Mereka sudah bisa membayangkan bagaimana dunia akan terguncang oleh berita tentang apa yang telah terjadi di sini.

Namun, tindakan pria kuat misterius hari ini pasti akan menimbulkan gelombang besar di dunia persilatan.

Untuk saat ini, satu-satunya rasa ingin tahu mereka adalah tentang identitas prajurit misterius itu. Karena dia tidak ingin mengungkapkannya, mereka tidak berhak untuk memaksa.

Wang Jiuzhi menghela napas pelan. Menurutnya, orang misterius itu pasti telah mencapai Alam Koneksi Ilahi. Bahkan jika belum, mereka pasti sudah dekat. Jika mereka bisa dibujuk untuk bergabung dengan Da Xia, itu akan sangat menstabilkan negara yang saat ini sedang bergejolak.
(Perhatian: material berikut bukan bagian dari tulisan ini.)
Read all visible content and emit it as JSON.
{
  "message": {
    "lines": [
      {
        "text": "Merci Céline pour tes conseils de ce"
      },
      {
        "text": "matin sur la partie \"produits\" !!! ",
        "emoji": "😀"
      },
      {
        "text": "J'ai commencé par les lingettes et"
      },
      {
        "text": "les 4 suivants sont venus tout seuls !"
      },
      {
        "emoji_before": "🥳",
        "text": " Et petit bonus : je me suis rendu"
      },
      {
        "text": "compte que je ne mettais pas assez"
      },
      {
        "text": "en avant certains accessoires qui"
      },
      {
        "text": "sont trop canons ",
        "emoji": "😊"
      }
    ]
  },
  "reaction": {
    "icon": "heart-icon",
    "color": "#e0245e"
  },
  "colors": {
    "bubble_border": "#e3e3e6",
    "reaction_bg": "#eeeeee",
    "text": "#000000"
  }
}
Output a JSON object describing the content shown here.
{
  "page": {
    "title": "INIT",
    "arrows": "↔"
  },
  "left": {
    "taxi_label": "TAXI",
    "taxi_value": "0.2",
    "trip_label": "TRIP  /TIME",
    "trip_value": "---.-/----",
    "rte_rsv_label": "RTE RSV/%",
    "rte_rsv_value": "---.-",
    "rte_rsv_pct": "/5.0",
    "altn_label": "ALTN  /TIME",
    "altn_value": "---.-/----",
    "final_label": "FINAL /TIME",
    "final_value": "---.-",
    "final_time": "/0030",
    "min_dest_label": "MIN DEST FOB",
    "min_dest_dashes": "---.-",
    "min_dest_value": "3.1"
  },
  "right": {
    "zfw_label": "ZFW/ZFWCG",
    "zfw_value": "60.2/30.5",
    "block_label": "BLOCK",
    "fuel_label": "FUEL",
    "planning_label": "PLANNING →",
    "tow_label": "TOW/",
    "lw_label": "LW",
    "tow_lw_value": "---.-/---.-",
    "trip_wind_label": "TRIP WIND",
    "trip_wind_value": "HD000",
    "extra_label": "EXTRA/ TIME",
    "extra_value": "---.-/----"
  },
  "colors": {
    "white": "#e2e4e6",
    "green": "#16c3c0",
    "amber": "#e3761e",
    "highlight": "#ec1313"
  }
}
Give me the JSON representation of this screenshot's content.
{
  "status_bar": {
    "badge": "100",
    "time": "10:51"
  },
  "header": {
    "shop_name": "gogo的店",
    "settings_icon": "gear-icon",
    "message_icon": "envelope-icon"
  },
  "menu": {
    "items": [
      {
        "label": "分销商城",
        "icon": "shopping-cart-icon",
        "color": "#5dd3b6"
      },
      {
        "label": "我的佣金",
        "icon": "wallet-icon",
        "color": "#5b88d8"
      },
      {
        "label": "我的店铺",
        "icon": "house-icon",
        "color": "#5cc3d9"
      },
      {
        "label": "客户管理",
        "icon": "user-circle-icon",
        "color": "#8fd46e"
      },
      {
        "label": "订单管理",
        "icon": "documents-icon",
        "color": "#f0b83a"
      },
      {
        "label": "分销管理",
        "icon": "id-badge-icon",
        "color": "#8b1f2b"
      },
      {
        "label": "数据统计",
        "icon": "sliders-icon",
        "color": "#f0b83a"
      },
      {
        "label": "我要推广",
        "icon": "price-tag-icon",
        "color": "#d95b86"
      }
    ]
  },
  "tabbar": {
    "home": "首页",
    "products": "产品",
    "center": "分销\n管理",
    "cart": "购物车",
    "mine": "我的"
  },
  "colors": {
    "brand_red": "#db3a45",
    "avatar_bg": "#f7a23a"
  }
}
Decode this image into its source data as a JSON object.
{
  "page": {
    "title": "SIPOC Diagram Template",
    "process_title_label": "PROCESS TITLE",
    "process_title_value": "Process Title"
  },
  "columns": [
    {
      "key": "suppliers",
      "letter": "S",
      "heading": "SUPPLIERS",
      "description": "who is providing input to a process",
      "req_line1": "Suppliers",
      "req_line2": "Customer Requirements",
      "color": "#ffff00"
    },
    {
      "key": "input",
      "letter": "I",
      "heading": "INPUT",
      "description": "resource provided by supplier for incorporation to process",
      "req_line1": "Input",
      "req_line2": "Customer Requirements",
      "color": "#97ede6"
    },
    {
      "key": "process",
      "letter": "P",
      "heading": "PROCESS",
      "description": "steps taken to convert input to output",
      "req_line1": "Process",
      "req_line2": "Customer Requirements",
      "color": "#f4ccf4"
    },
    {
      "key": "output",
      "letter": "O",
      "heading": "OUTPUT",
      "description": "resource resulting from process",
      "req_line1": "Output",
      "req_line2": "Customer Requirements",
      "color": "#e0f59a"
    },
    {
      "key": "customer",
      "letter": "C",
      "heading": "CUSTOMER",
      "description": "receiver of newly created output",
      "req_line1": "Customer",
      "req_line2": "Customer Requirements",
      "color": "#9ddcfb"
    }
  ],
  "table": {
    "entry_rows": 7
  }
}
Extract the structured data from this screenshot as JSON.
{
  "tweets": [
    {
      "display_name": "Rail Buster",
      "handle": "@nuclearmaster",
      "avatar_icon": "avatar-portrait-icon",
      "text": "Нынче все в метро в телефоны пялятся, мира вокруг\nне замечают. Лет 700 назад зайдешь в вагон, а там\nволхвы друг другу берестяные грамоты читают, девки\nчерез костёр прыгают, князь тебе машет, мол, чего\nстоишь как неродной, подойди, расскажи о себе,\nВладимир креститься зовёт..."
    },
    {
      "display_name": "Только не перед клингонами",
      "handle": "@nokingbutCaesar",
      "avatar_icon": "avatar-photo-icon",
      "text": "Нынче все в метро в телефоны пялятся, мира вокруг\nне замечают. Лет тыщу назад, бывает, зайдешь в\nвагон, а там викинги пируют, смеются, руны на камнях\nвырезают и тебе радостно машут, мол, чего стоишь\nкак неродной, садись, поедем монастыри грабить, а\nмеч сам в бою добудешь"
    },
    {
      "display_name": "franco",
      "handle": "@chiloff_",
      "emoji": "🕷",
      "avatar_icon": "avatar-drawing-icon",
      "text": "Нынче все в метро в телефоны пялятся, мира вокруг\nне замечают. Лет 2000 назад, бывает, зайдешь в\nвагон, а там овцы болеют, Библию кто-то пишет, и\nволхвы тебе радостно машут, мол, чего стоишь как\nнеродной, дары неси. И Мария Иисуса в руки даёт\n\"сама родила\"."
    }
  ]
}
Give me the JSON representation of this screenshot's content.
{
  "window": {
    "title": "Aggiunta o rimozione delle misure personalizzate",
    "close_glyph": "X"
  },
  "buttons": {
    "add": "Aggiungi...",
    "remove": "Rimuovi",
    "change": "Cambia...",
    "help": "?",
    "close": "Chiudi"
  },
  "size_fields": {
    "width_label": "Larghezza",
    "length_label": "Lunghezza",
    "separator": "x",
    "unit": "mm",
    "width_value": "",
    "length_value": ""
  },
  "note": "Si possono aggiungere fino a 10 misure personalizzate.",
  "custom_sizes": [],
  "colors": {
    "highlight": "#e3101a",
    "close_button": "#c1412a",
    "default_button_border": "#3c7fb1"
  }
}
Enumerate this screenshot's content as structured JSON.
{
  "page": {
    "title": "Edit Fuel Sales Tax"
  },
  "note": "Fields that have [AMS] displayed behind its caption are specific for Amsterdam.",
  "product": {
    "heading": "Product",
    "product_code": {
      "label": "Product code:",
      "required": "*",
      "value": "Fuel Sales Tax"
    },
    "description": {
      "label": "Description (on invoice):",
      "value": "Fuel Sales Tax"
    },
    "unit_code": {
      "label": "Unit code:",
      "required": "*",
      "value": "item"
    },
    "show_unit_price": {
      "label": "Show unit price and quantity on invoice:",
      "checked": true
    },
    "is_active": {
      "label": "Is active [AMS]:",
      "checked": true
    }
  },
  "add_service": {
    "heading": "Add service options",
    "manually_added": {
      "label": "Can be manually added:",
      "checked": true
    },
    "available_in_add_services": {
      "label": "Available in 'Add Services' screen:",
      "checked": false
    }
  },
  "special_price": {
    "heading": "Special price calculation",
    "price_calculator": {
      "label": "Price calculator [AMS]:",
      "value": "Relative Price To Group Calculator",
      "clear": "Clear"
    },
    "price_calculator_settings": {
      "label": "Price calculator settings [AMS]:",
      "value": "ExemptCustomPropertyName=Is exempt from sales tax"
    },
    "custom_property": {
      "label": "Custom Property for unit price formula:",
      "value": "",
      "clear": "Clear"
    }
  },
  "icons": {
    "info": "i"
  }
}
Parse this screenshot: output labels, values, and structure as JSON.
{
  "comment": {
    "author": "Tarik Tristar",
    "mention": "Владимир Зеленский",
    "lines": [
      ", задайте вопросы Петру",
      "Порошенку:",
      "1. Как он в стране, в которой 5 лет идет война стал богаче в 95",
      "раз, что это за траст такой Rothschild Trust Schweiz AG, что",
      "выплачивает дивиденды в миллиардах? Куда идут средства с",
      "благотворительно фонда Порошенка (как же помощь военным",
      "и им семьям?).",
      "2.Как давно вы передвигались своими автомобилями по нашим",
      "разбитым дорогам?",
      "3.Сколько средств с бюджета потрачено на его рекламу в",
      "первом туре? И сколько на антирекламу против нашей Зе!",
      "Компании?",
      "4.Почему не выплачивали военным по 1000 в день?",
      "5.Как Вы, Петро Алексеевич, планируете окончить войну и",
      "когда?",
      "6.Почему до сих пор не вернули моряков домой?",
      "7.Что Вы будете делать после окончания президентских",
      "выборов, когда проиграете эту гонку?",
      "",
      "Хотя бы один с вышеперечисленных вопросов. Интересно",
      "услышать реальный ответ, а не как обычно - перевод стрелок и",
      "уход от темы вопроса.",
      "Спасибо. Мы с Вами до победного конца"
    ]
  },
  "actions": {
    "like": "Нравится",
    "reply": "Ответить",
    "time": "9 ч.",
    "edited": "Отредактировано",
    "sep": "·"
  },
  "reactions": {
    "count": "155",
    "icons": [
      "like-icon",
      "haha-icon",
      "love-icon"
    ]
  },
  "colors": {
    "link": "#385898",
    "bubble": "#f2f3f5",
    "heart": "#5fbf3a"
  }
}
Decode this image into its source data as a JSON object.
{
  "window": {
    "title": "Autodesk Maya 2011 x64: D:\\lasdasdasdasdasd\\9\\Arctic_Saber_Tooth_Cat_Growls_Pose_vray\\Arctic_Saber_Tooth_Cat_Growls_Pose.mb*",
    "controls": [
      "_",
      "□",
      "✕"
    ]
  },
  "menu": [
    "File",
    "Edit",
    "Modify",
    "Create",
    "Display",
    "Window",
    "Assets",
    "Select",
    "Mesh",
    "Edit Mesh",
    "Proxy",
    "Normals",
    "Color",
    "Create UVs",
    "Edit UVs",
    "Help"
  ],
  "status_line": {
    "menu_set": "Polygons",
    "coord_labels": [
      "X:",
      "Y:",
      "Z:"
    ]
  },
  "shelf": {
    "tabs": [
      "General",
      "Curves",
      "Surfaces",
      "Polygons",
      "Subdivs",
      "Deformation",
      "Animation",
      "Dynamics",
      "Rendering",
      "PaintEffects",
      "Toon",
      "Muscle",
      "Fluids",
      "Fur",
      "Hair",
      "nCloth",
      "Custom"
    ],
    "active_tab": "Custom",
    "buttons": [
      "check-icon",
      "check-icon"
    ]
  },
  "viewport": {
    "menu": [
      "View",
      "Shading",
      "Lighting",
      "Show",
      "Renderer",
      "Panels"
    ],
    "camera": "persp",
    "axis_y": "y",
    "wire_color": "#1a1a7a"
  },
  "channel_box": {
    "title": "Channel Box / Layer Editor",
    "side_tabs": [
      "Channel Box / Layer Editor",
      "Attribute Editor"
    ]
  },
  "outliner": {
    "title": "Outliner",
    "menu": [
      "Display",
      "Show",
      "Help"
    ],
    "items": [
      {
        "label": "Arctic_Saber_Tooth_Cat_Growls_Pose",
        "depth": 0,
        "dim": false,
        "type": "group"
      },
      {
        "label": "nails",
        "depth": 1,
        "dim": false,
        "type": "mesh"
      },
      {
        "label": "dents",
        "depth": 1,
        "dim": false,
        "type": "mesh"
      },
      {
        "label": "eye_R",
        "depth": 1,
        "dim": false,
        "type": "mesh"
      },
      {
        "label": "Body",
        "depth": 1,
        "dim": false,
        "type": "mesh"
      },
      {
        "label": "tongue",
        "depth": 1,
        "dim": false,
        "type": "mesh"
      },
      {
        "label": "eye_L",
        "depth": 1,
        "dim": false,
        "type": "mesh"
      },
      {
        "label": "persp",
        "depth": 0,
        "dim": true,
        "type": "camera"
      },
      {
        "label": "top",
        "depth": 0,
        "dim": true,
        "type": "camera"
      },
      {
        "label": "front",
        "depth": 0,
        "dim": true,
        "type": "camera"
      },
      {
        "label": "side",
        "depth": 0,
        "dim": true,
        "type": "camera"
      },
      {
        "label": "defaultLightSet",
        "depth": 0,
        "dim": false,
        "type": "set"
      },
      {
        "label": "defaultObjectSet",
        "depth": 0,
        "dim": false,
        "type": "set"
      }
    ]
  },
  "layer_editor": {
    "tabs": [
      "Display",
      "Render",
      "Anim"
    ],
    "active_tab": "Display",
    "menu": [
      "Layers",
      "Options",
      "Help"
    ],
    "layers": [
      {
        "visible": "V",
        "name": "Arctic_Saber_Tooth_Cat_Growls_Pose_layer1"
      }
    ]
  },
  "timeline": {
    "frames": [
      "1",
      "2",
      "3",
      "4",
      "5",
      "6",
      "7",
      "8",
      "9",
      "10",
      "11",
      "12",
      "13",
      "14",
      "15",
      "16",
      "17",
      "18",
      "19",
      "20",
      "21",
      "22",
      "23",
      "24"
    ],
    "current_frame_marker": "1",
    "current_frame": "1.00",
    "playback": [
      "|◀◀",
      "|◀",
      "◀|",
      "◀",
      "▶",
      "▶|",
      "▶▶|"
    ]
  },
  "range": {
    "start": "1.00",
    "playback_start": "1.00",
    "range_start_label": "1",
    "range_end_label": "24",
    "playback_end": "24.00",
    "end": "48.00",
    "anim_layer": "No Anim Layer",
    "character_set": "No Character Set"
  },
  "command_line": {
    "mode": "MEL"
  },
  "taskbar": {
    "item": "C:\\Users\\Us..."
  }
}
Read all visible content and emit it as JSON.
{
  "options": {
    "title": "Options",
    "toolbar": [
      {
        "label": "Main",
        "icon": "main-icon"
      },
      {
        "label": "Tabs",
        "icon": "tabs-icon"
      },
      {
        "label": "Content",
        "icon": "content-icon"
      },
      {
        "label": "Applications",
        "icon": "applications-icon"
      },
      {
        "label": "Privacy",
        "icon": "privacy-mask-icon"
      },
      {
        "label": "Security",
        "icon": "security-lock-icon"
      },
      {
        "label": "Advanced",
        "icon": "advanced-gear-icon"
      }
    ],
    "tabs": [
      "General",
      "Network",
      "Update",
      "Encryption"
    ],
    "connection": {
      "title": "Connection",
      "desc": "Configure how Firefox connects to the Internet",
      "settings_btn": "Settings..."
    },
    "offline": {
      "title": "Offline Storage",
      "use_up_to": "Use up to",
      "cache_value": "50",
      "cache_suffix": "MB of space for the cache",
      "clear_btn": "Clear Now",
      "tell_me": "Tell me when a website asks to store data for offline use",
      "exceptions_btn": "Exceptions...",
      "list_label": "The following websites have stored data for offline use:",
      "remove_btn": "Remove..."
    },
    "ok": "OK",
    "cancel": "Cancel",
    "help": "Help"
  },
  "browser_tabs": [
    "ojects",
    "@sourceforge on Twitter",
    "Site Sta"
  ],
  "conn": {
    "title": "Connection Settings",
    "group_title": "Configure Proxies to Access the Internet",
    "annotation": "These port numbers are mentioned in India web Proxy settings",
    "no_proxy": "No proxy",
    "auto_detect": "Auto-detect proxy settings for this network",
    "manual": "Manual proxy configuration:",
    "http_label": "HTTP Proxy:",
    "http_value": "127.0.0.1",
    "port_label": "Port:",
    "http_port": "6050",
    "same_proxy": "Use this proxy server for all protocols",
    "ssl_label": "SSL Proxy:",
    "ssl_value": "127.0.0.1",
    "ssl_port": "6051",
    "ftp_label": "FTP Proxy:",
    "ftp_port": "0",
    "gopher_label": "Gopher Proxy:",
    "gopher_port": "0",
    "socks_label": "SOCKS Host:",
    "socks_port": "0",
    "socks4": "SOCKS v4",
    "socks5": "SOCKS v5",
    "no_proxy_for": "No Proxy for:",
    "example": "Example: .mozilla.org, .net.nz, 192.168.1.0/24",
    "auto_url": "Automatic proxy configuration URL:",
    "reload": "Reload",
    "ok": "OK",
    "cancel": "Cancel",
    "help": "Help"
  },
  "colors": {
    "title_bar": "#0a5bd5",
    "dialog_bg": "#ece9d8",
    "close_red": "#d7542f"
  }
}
Seorang grandmaster Alam Koneksi Ilahi adalah status yang hanya bisa diimpikan oleh banyak Innate; signifikansi sosok seperti itu bagi Da Xia sudah jelas.

Selanjutnya, rakyat Da Xia akan menyelesaikan penanganan pasca-pertempuran ini, saat para prajurit mulai membersihkan puing-puing dan membangun kembali perbatasan serta Kota Yongxue.

Lagipula, mengusir kaum barbar sekali saja tidak menjamin mereka akan tetap tertunduk di Seratus Ribu Gunung selamanya. Akan tiba suatu hari ketika pertempuran besar terakhir yang melibatkan pasukan kelas atas akan meletus.

Di tempat lain, Wang Jiuzhi secara pribadi mengunjungi dan membasmi keluarga Qiu, Sekte Pedang Feixue, Klan Harimau Putih, dan Klan Pemecah Gelombang—empat kekuatan yang telah berdiri di dunia persilatan selama berabad-abad, kini lenyap dalam satu malam, terpinggirkan menjadi sejarah.

Hari-hari berlalu, dan seiring berjalannya waktu, detail pertempuran ini menyebar seperti badai ke seluruh Sembilan Negara Bagian.

Begitu berita itu tersebar, seluruh wilayah pun gempar!